In the report, Vantage says that Grayson RECC should “explore opportunities for shared purchasing and consolidations of processes with other distribution cooperatives.”  The report says that many of the benefits of a merger can be accomplished through agreements to share costs and operations.

However, a merger would provide Grayson RECC with “financial stability, a new and stronger management team, improved policies and a broader-based organization.” Without a merger, Grayson RECC “will continue to limp along” financially while struggling to serve a territory that is economically distressed and experiencing little growth, Vantage says.

Grayson RECC serves about 14,150 customers in Carter, Elliott, Greenup, Lawrence, Lewis and Rowan counties in eastern Kentucky. It is one of 16 electric distribution cooperatives that purchase power from and jointly own the East Kentucky Power Cooperative.

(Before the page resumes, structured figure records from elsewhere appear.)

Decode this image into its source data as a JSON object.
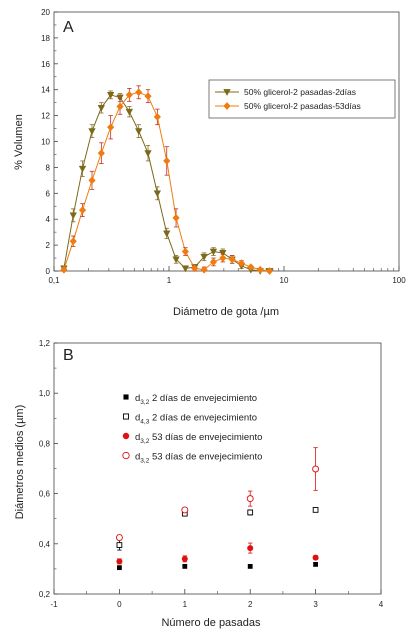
{
  "chart_data": [
    {
      "panel": "A",
      "type": "line",
      "xlabel": "Diámetro de gota /µm",
      "ylabel": "% Volumen",
      "x_scale": "log",
      "xlim": [
        0.1,
        100
      ],
      "ylim": [
        0,
        20
      ],
      "x_tick_labels": [
        "0,1",
        "1",
        "10",
        "100"
      ],
      "y_ticks": [
        0,
        2,
        4,
        6,
        8,
        10,
        12,
        14,
        16,
        18,
        20
      ],
      "grid": false,
      "legend": "top-right",
      "series": [
        {
          "name": "50% glicerol-2 pasadas-2días",
          "color": "#7a6a1a",
          "marker": "triangle-down",
          "x": [
            0.122,
            0.147,
            0.177,
            0.214,
            0.258,
            0.311,
            0.375,
            0.452,
            0.545,
            0.657,
            0.792,
            0.956,
            1.152,
            1.389,
            1.675,
            2.02,
            2.436,
            2.937,
            3.541,
            4.27,
            5.148,
            6.208,
            7.486
          ],
          "y": [
            0.2,
            4.3,
            7.9,
            10.8,
            12.6,
            13.6,
            13.4,
            12.3,
            10.8,
            9.1,
            6.0,
            2.9,
            0.9,
            0.2,
            0.3,
            1.1,
            1.5,
            1.4,
            0.9,
            0.4,
            0.1,
            0,
            0
          ],
          "error": [
            0.2,
            0.5,
            0.6,
            0.5,
            0.4,
            0.3,
            0.3,
            0.4,
            0.5,
            0.6,
            0.5,
            0.4,
            0.3,
            0.2,
            0.2,
            0.3,
            0.3,
            0.3,
            0.3,
            0.2,
            0.1,
            0,
            0
          ]
        },
        {
          "name": "50% glicerol-2 pasadas-53días",
          "color": "#f07c10",
          "marker": "diamond",
          "x": [
            0.122,
            0.147,
            0.177,
            0.214,
            0.258,
            0.311,
            0.375,
            0.452,
            0.545,
            0.657,
            0.792,
            0.956,
            1.152,
            1.389,
            1.675,
            2.02,
            2.436,
            2.937,
            3.541,
            4.27,
            5.148,
            6.208,
            7.486
          ],
          "y": [
            0.1,
            2.3,
            4.7,
            7.0,
            9.1,
            11.1,
            12.7,
            13.6,
            13.8,
            13.5,
            11.9,
            8.5,
            4.1,
            1.5,
            0.2,
            0.1,
            0.7,
            1.0,
            0.9,
            0.6,
            0.3,
            0.1,
            0
          ],
          "error": [
            0.1,
            0.4,
            0.5,
            0.7,
            0.8,
            0.9,
            0.6,
            0.5,
            0.5,
            0.5,
            0.6,
            1.1,
            0.7,
            0.3,
            0.2,
            0.2,
            0.3,
            0.3,
            0.3,
            0.2,
            0.1,
            0.1,
            0
          ]
        }
      ]
    },
    {
      "panel": "B",
      "type": "scatter",
      "xlabel": "Número de pasadas",
      "ylabel": "Diámetros medios (µm)",
      "xlim": [
        -1,
        4
      ],
      "ylim": [
        0.2,
        1.2
      ],
      "x_ticks": [
        -1,
        0,
        1,
        2,
        3,
        4
      ],
      "y_tick_labels": [
        "0,2",
        "0,4",
        "0,6",
        "0,8",
        "1,0",
        "1,2"
      ],
      "y_ticks": [
        0.2,
        0.4,
        0.6,
        0.8,
        1.0,
        1.2
      ],
      "grid": false,
      "legend": "top-left",
      "series": [
        {
          "name": "d3,2 2 días de envejecimiento",
          "legend_parts": [
            "d",
            "3,2",
            " 2 días de envejecimiento"
          ],
          "color": "#000000",
          "marker": "square-filled",
          "x": [
            0,
            1,
            2,
            3
          ],
          "y": [
            0.305,
            0.31,
            0.31,
            0.318
          ],
          "error": [
            0.005,
            0.005,
            0.004,
            0.005
          ]
        },
        {
          "name": "d4,3 2 días de envejecimiento",
          "legend_parts": [
            "d",
            "4,3",
            " 2 días de envejecimiento"
          ],
          "color": "#000000",
          "marker": "square-open",
          "x": [
            0,
            1,
            2,
            3
          ],
          "y": [
            0.395,
            0.52,
            0.525,
            0.535
          ],
          "error": [
            0.02,
            0.006,
            0.01,
            0.005
          ]
        },
        {
          "name": "d3,2 53 días de envejecimiento",
          "legend_parts": [
            "d",
            "3,2",
            " 53 días de envejecimiento"
          ],
          "color": "#e01010",
          "marker": "circle-filled",
          "x": [
            0,
            1,
            2,
            3
          ],
          "y": [
            0.33,
            0.34,
            0.383,
            0.345
          ],
          "error": [
            0.01,
            0.012,
            0.02,
            0.008
          ]
        },
        {
          "name": "d3,2 53 días de envejecimiento",
          "legend_parts": [
            "d",
            "3,2",
            " 53 días de envejecimiento"
          ],
          "color": "#e01010",
          "marker": "circle-open",
          "x": [
            0,
            1,
            2,
            3
          ],
          "y": [
            0.425,
            0.535,
            0.58,
            0.698
          ],
          "error": [
            0.01,
            0.008,
            0.03,
            0.085
          ]
        }
      ]
    }
  ]
}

The PSC ordered the audit in March 2019, at the conclusion of Grayson RECC’s most recent rate adjustment case. In the order opening the audit, the PSC said Grayson RECC’s top leadership had effectively ignored a 2013 directive, issued in its prior rate case, to improve its finances and operations.

That inaction by Grayson RECC, and other issues which emerged during the recent rate case, are “evidence of gross mismanagement” that has placed a financial burden on the utility’s ratepayers, necessitating the audit, the PSC said.

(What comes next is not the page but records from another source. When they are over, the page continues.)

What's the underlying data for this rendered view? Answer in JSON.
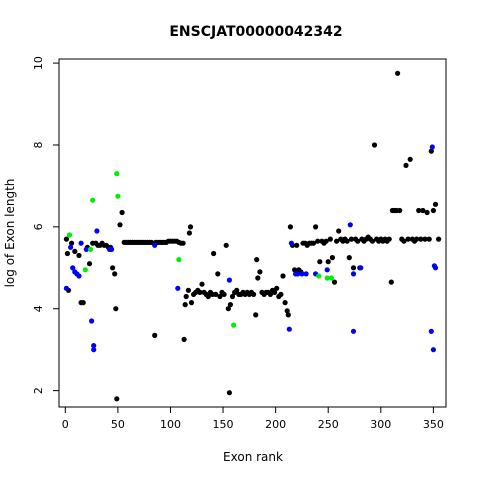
{
  "chart_data": {
    "type": "scatter",
    "title": "ENSCJAT00000042342",
    "xlabel": "Exon rank",
    "ylabel": "log of Exon length",
    "xlim": [
      -6,
      362
    ],
    "ylim": [
      1.6,
      10.1
    ],
    "xticks": [
      0,
      50,
      100,
      150,
      200,
      250,
      300,
      350
    ],
    "yticks": [
      2,
      4,
      6,
      8,
      10
    ],
    "grid": false,
    "legend": "none",
    "colors": {
      "black": "#000000",
      "blue": "#0000ff",
      "green": "#00ee00"
    },
    "series": [
      {
        "color": "black",
        "points": [
          [
            1,
            5.7
          ],
          [
            2,
            5.35
          ],
          [
            3,
            4.45
          ],
          [
            6,
            5.6
          ],
          [
            9,
            5.4
          ],
          [
            13,
            5.3
          ],
          [
            15,
            4.15
          ],
          [
            17,
            4.15
          ],
          [
            21,
            5.5
          ],
          [
            23,
            5.1
          ],
          [
            26,
            5.6
          ],
          [
            29,
            5.6
          ],
          [
            31,
            5.55
          ],
          [
            33,
            5.55
          ],
          [
            35,
            5.6
          ],
          [
            37,
            5.55
          ],
          [
            39,
            5.55
          ],
          [
            41,
            5.5
          ],
          [
            43,
            5.5
          ],
          [
            45,
            5.0
          ],
          [
            47,
            4.85
          ],
          [
            48,
            4.0
          ],
          [
            49,
            1.8
          ],
          [
            52,
            6.05
          ],
          [
            54,
            6.35
          ],
          [
            56,
            5.62
          ],
          [
            58,
            5.62
          ],
          [
            60,
            5.62
          ],
          [
            62,
            5.62
          ],
          [
            64,
            5.62
          ],
          [
            66,
            5.62
          ],
          [
            68,
            5.62
          ],
          [
            70,
            5.62
          ],
          [
            72,
            5.62
          ],
          [
            74,
            5.62
          ],
          [
            76,
            5.62
          ],
          [
            78,
            5.62
          ],
          [
            80,
            5.62
          ],
          [
            82,
            5.62
          ],
          [
            85,
            3.35
          ],
          [
            86,
            5.62
          ],
          [
            88,
            5.62
          ],
          [
            90,
            5.62
          ],
          [
            92,
            5.62
          ],
          [
            94,
            5.62
          ],
          [
            96,
            5.62
          ],
          [
            98,
            5.65
          ],
          [
            100,
            5.65
          ],
          [
            102,
            5.65
          ],
          [
            104,
            5.65
          ],
          [
            106,
            5.65
          ],
          [
            108,
            5.62
          ],
          [
            110,
            5.6
          ],
          [
            112,
            5.6
          ],
          [
            113,
            3.25
          ],
          [
            114,
            4.1
          ],
          [
            115,
            4.3
          ],
          [
            117,
            4.45
          ],
          [
            118,
            5.85
          ],
          [
            119,
            6.0
          ],
          [
            120,
            4.15
          ],
          [
            122,
            4.35
          ],
          [
            124,
            4.4
          ],
          [
            126,
            4.45
          ],
          [
            128,
            4.4
          ],
          [
            130,
            4.6
          ],
          [
            132,
            4.4
          ],
          [
            134,
            4.35
          ],
          [
            136,
            4.3
          ],
          [
            138,
            4.4
          ],
          [
            140,
            4.35
          ],
          [
            141,
            5.35
          ],
          [
            143,
            4.35
          ],
          [
            145,
            4.85
          ],
          [
            147,
            4.3
          ],
          [
            149,
            4.4
          ],
          [
            151,
            4.35
          ],
          [
            153,
            5.55
          ],
          [
            155,
            4.0
          ],
          [
            156,
            1.95
          ],
          [
            157,
            4.1
          ],
          [
            159,
            4.3
          ],
          [
            161,
            4.4
          ],
          [
            163,
            4.45
          ],
          [
            165,
            4.35
          ],
          [
            167,
            4.35
          ],
          [
            169,
            4.4
          ],
          [
            171,
            4.35
          ],
          [
            173,
            4.4
          ],
          [
            175,
            4.35
          ],
          [
            177,
            4.4
          ],
          [
            179,
            4.35
          ],
          [
            181,
            3.85
          ],
          [
            182,
            5.2
          ],
          [
            183,
            4.75
          ],
          [
            185,
            4.9
          ],
          [
            187,
            4.4
          ],
          [
            189,
            4.35
          ],
          [
            191,
            4.4
          ],
          [
            193,
            4.4
          ],
          [
            195,
            4.35
          ],
          [
            197,
            4.45
          ],
          [
            199,
            4.4
          ],
          [
            201,
            4.5
          ],
          [
            203,
            4.3
          ],
          [
            205,
            4.35
          ],
          [
            207,
            4.8
          ],
          [
            209,
            4.15
          ],
          [
            211,
            3.95
          ],
          [
            212,
            3.85
          ],
          [
            214,
            6.0
          ],
          [
            216,
            5.55
          ],
          [
            218,
            4.95
          ],
          [
            220,
            5.55
          ],
          [
            222,
            4.95
          ],
          [
            224,
            4.9
          ],
          [
            226,
            5.6
          ],
          [
            228,
            5.6
          ],
          [
            230,
            5.55
          ],
          [
            232,
            5.6
          ],
          [
            234,
            5.6
          ],
          [
            236,
            5.6
          ],
          [
            238,
            6.0
          ],
          [
            240,
            5.65
          ],
          [
            242,
            5.15
          ],
          [
            244,
            5.65
          ],
          [
            246,
            5.6
          ],
          [
            248,
            5.65
          ],
          [
            250,
            5.15
          ],
          [
            252,
            5.7
          ],
          [
            254,
            5.25
          ],
          [
            256,
            4.65
          ],
          [
            258,
            5.65
          ],
          [
            260,
            5.9
          ],
          [
            262,
            5.7
          ],
          [
            264,
            5.65
          ],
          [
            266,
            5.7
          ],
          [
            268,
            5.65
          ],
          [
            270,
            5.25
          ],
          [
            272,
            5.7
          ],
          [
            274,
            5.0
          ],
          [
            276,
            5.7
          ],
          [
            278,
            5.65
          ],
          [
            280,
            5.0
          ],
          [
            282,
            5.7
          ],
          [
            284,
            5.65
          ],
          [
            286,
            5.7
          ],
          [
            288,
            5.75
          ],
          [
            290,
            5.7
          ],
          [
            292,
            5.65
          ],
          [
            294,
            8.0
          ],
          [
            296,
            5.7
          ],
          [
            298,
            5.65
          ],
          [
            300,
            5.7
          ],
          [
            302,
            5.65
          ],
          [
            304,
            5.7
          ],
          [
            306,
            5.65
          ],
          [
            308,
            5.7
          ],
          [
            310,
            4.65
          ],
          [
            311,
            6.4
          ],
          [
            313,
            6.4
          ],
          [
            315,
            6.4
          ],
          [
            316,
            9.75
          ],
          [
            318,
            6.4
          ],
          [
            320,
            5.7
          ],
          [
            322,
            5.65
          ],
          [
            324,
            7.5
          ],
          [
            326,
            5.7
          ],
          [
            328,
            7.65
          ],
          [
            330,
            5.7
          ],
          [
            332,
            5.65
          ],
          [
            334,
            5.7
          ],
          [
            336,
            6.4
          ],
          [
            338,
            5.7
          ],
          [
            340,
            6.4
          ],
          [
            342,
            5.7
          ],
          [
            344,
            6.35
          ],
          [
            346,
            5.7
          ],
          [
            348,
            7.85
          ],
          [
            350,
            6.4
          ],
          [
            352,
            6.55
          ],
          [
            355,
            5.7
          ]
        ]
      },
      {
        "color": "blue",
        "points": [
          [
            1,
            4.5
          ],
          [
            5,
            5.5
          ],
          [
            7,
            5.0
          ],
          [
            9,
            4.9
          ],
          [
            11,
            4.85
          ],
          [
            13,
            4.8
          ],
          [
            15,
            5.6
          ],
          [
            20,
            5.45
          ],
          [
            25,
            3.7
          ],
          [
            27,
            3.1
          ],
          [
            27,
            3.0
          ],
          [
            30,
            5.9
          ],
          [
            42,
            5.45
          ],
          [
            44,
            5.45
          ],
          [
            85,
            5.55
          ],
          [
            107,
            4.5
          ],
          [
            156,
            4.7
          ],
          [
            213,
            3.5
          ],
          [
            215,
            5.6
          ],
          [
            219,
            4.85
          ],
          [
            221,
            4.85
          ],
          [
            225,
            4.85
          ],
          [
            229,
            4.85
          ],
          [
            238,
            4.85
          ],
          [
            249,
            4.95
          ],
          [
            271,
            6.05
          ],
          [
            274,
            3.45
          ],
          [
            274,
            4.85
          ],
          [
            281,
            5.0
          ],
          [
            348,
            3.45
          ],
          [
            349,
            7.95
          ],
          [
            350,
            3.0
          ],
          [
            351,
            5.05
          ],
          [
            352,
            5.0
          ]
        ]
      },
      {
        "color": "green",
        "points": [
          [
            4,
            5.8
          ],
          [
            19,
            4.95
          ],
          [
            24,
            5.45
          ],
          [
            26,
            6.65
          ],
          [
            49,
            7.3
          ],
          [
            50,
            6.75
          ],
          [
            108,
            5.2
          ],
          [
            160,
            3.6
          ],
          [
            241,
            4.8
          ],
          [
            249,
            4.75
          ],
          [
            253,
            4.75
          ]
        ]
      }
    ]
  }
}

In September 2019, the PSC selected Vantage to conduct the audit. Under the process set forth in state law, Grayson RECC will pay for the audit, which will cost no more than $124,060.

The PSC directed Vantage to examine all aspects of Grayson RECC’s management, including long-term planning, the role of the board of directors, financial management and personnel functions, and to evaluate Grayson RECC’s potential merger with another electric utility.

In preparing its report, Vantage gathered information from Grayson RECC and others. The report will serve as the basis for a corrective action plan that will be agreed upon by the PSC and Grayson RECC. Grayson RECC will be expected to implement the action plan under monitoring by the PSC.

Specific management improvements suggested by Vantage include:

  • Development of a strategic plan for maintaining the utility’s financial condition within the parameters required by its lenders in order to forestall the threat of loan defaults.
  • Implementation of measures to reduce costs, specifically in the areas of health insurance, purchasing, line maintenance and board of directors expenses. Vantage said directors’ expenses are particularly excessive given the utility’s financial struggles.
  • Acquisition of better tools for tracking and managing finances.
  • Improvement of the process for determining the root causes of outages.
  • Formalization of the process used to track and resolve customer complaints.
  • Opening board meetings to the public in order to improve transparency.

Vantage notes that Grayson RECC is facing flat or declining revenues, raising the possibility of a “death spiral” in which declining revenue would prompt rate increases in order to meet fixed expenses, further depressing sales and leading to a cycle of rate increases and sales declines.

Merger with another electric utility offers one option for preventing such a decline, Vantage says. It would offer efficiencies of scale by reducing the number of managers, combining certain functions and improving operational flexibility.

The report notes that Grayson RECC’s management and board are opposed to a merger and no other utilities have expressed an interest, meaning that achieving a merger “would be difficult, though not impossible.” Nevertheless, Grayson RECC should explore the possibility, Vantage says.

Grayson RECC also should prepare for the eventual transition to a new CEO, because the utility’s long-time manager is approaching retirement, the report says. A successor should be identified, hired and given responsibility for implementing the action plan that will follow the report, Vantage says.

The action plan will be developed in the coming weeks in meetings involving Vantage, Grayson RECC and the PSC staff. It will include specific tasks for Grayson RECC to accomplish and dates by which they are to be completed.

The PSC will monitor Grayson RECC’s progress in implementing the action plan and will close the audit once all of tasks have been completed.

The Vantage report, the PSC’s March order and other records in the case are available on the PSC website, psc.ky.gov. The case number is 2019-00101.